Once seated inside, it's clear that Chrysler's designers have a mind focused broadly on the future of motoring. Sleek, flowing lines are everywhere in the cockpit with a rather refreshing minimalist interior stretching across from doorsill to doorsill. Its rear doors are rear-hinged, and its roof has a second set of gull-wing-like appendages (called a "butterfly-hinged canopy") which opens up to allow for spacious ingress and egress of the vehicle.
Even the brand's Stow 'n Go system, a godsend to parents everywhere that allows for easy seat storage, undergoes a modern redux. The minivan-focused feature is brought to the Halycon to maximize internal usability and will allow the rear seats to retract into the trunk and open space for groceries, pet kennels, or whatever life throws to the owner's way.

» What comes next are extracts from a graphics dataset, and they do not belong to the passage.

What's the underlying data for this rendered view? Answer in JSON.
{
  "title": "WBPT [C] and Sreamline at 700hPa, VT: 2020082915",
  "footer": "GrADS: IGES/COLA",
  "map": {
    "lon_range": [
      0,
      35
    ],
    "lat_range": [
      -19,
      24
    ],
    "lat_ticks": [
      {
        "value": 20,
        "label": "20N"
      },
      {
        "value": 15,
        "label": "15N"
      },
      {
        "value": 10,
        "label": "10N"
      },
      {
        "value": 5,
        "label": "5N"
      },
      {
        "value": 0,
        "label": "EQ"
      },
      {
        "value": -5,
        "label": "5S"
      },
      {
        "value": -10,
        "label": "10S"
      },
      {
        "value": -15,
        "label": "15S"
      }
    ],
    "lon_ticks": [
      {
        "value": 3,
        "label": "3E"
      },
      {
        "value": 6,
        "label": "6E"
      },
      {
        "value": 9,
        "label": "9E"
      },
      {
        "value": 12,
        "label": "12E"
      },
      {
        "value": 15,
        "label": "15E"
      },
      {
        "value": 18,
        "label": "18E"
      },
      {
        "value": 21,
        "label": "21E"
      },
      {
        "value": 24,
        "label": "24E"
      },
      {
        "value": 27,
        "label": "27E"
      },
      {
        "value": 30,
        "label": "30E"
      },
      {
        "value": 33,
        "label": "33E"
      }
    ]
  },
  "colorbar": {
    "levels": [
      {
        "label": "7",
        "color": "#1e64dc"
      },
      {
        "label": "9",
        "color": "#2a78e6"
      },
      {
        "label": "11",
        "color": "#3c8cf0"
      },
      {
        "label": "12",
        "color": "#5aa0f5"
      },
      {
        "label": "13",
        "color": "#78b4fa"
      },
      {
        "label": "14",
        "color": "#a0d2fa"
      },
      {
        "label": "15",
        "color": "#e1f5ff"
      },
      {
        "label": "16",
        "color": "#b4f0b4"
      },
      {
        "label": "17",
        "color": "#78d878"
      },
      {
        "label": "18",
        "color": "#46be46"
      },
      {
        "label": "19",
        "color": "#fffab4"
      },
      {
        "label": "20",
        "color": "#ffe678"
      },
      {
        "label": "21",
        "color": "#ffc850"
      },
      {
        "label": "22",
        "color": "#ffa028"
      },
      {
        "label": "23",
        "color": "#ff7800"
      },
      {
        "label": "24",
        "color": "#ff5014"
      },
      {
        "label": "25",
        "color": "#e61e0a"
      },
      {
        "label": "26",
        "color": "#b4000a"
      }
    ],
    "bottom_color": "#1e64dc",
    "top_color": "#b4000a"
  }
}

The brand also is giving owners a "digital detox" cabin where drivers are freed up a bit from the idea of screens being at every viewing angle. Instead, drivers are presented with a myriad of autonomous and voice-controlled functions that intelligently understand what the drivers need to stay connected with the vehicle and still have a direct connection with the road.
But never fret, there still will be one large 15.6-inch central infotainment screen that can be rotated in either portrait or landscape orientation.
The Chrysler brand has always been about comfort and the ease of driving. As such, it carried over that reputation to the Halcyon. The car will float on four-corner air suspension to enhance both driving comfort and efficiency, which likely means it will utilize the system as part of its active aerodynamics. The car will also make use of a sliding rear diffuser and rear spoiler to ramp up just how sleek (and efficient) it can be while driving to maximize range.
Speaking of easy, Chrysler clearly wants to make it easy for EV owners to just drive. The Halcyon concept is designed to accept wireless charging, so whether it be a public road that supports it or a pad in the garage, owners need not worry about plugging in—an idea that many companies have been working to make a reality in the future.
And if the car does have to stop and plug in for DC fast charging, an ultra-fast experience will be the pinnacle of the journey. The brand has designed its powertrain around an 800-volt battery architecture, enabling 200 miles of range to be recharged in as little as five minutes.
Now, all of these ideas sound great on paper. But it doesn't mean that any of the styling or engineering choices will actually make it into a production car. The entire auto industry is notorious for pumping out very cool concepts, but whether or not those come to fruition is a bit dicey. And after all those years of concepts, Chrysler, at some point, has to deliver.
But Chrysler's design team did an impeccable job building something refreshingly new while still sticking to timeless design philosophies. If the Halcyon is a glimpse into what Chrysler's all-electric future can be, that future finally looks bright.